DR. ASHOK SHUMSHERE J.B.R.
It is a well-known fact to every Nepali is that a remittance is a transfer of money by a foreign worker to his or her home country. The money sent by migrants constitutes the second largest financial inflow to many developing countries, surpassing international aid. Moreover, remittance transfers can also promote access to financial services for the sender and recipient by increasing financial and social inclusion.
Remittance also promotes, in the receiving countries closer economic ties with the global economy increasing its dependence, instead of building sustainable, local econ-omies. Historically, foreign employment has played a significant role in our country. In the early 19th century, a sizeable Nepali population were admitted in the British army and fought against the allied powers during the World Wars.
The start of the construction boom in the emerging economies in Asia and Gulf countries in the 1980s provided yet another opportunity for young, energetic and dashing Nepalese to venture out for foreign employment in quest of a respectable and prestigious life. Foreign employment gave them employment and income opportunities, which are not easily available in the country. It has led to political and economic empowerment of people including women, offering an alternative to land- based wealth.
The World Bank Global Economic Perspective Report 2006 points out that remittance inflow has made it possible for Bangladesh to cut poverty by 6 per cent. In Nepal, a study undertaken by Nepal living standard survey on the contribution of remittances in reducing poverty between 1996 and 2003 reported that it was 11 per cent. According to National Planning Commission (NPC), the current absolute poverty atands at 25.4 per cent, which is based on less than $1 daily income, and calorie intake needed to survive.
Remittances contributed significantly to reduce this extent of poverty. Though the number of Nepali migrant worker going for blue collar jobs abroad has not decreased, in fact, the remittance inflow has retarded.
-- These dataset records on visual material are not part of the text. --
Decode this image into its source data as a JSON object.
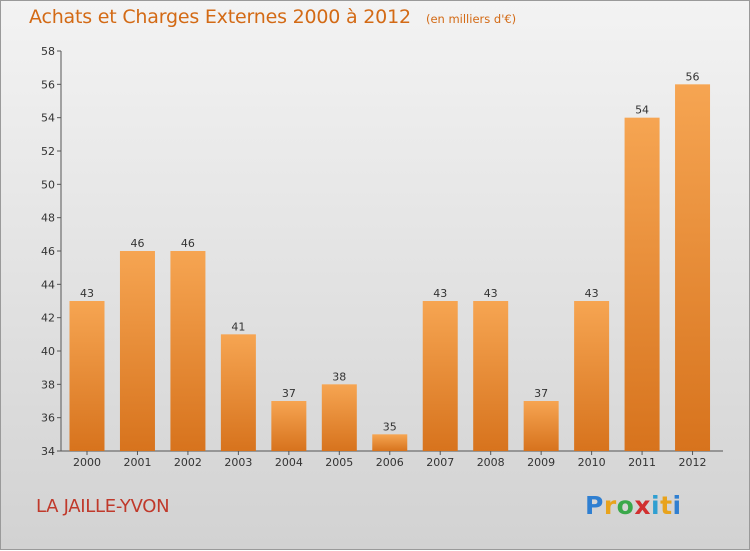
{
  "header": {
    "title": "Achats et Charges Externes 2000 à 2012",
    "unit": "(en milliers d'€)"
  },
  "footer": {
    "commune": "LA JAILLE-YVON",
    "logo_letters": [
      "P",
      "r",
      "o",
      "x",
      "i",
      "t",
      "i"
    ],
    "logo_colors": [
      "#2f7fd1",
      "#e8a31c",
      "#3aa84a",
      "#d12f2f",
      "#2f9fd1",
      "#e8a31c",
      "#2f7fd1"
    ]
  },
  "colors": {
    "bar_top": "#f6a552",
    "bar_bottom": "#d7731d",
    "title": "#d36a15",
    "commune": "#c0392b"
  },
  "chart_data": {
    "type": "bar",
    "title": "Achats et Charges Externes 2000 à 2012",
    "subtitle": "(en milliers d'€)",
    "categories": [
      "2000",
      "2001",
      "2002",
      "2003",
      "2004",
      "2005",
      "2006",
      "2007",
      "2008",
      "2009",
      "2010",
      "2011",
      "2012"
    ],
    "values": [
      43,
      46,
      46,
      41,
      37,
      38,
      35,
      43,
      43,
      37,
      43,
      54,
      56
    ],
    "ylim": [
      34,
      58
    ],
    "yticks": [
      34,
      36,
      38,
      40,
      42,
      44,
      46,
      48,
      50,
      52,
      54,
      56,
      58
    ],
    "grid": false,
    "xlabel": "",
    "ylabel": ""
  }
}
According to the World Bank, it is anticipated that the global remittance market will grow at 9.2 per cent during 2010-11.
According to the report of Central Bank of Nepal, the growth rate of remittances declined sharply from 51 per cent during eleven months of FY 2008-09 to 11.8 per cent for the corresponding period 2009-10. Inflow of remittance marked Rs. 230 billion in the FY 2009-10 which is estimated to be 19.4 per cent of GDP. This diminishing growth rate of remittance has affected Nepal’s balance of payment which is at a deficit of 19.57 billion in 2009-10. Hand in hand, the tortoise walk of remittance growth has hardened the problem of liquidity crunch.
Nepal’s economy has suddenly entered into a crucial phase after the country observed a sensitive plunge in remittance growth rate. This has swollen the country’s Balance of Payment deficit, washed-out foreign exchange reserve and exacerbated liquidity in the market. In addition to this, it has hampered domestic financial system, consumption and imports. It has indirectly affected tax revenue increment. Particularly, at this juncture when the implementation of capital expenditure programme is likely to go as a wild goose chase; remittance has been the only hope to rescue the sick economy from the low level equilibrium trap. Remittance has been imperative for survival, poverty reduction and eliminating impoverished condition of life.
The Government has to resolve these problems because remittance is one of the growing sectors of the economy. Here are some of the policies prescribed which are directed towards promoting employment so that more remittance would have a direct impact on poverty reduction : a) The government should provide all possible incentives to encourage official transfer of remittance in lieu of hundi system b) Nepal’s remittance displaying a downswing trend, the country should negotiate with effective economic diplomacy through its Missions so as to rectify the deteriorating circumstances of growth c) Market oriented skill of human resource needs to be meticulously developed to challenge foreign competition by providing vocational and technical training such as welding, carpentry, auto-mechanics and like-wise training for getting placement in related jobs. c) The policy of the Government should be consistent in order to obtain greater extent of benefits from remittance for nation building d) The Government should be omniscient to develop workers confidence to tackle adverse circumstances arising in their working position d) Conducive environment should be created to the returnees for business purposes in order to practically transform them from “brain drain” to “brain dissemination”. Remittance has been a primary force that is dynamic in combating the sorry state of affairs of the Nepalese economy. Pragmatic policies and plans are imperative if the country is to maximise its gains from the migrant workers and the remittance that they send back home to Nepal.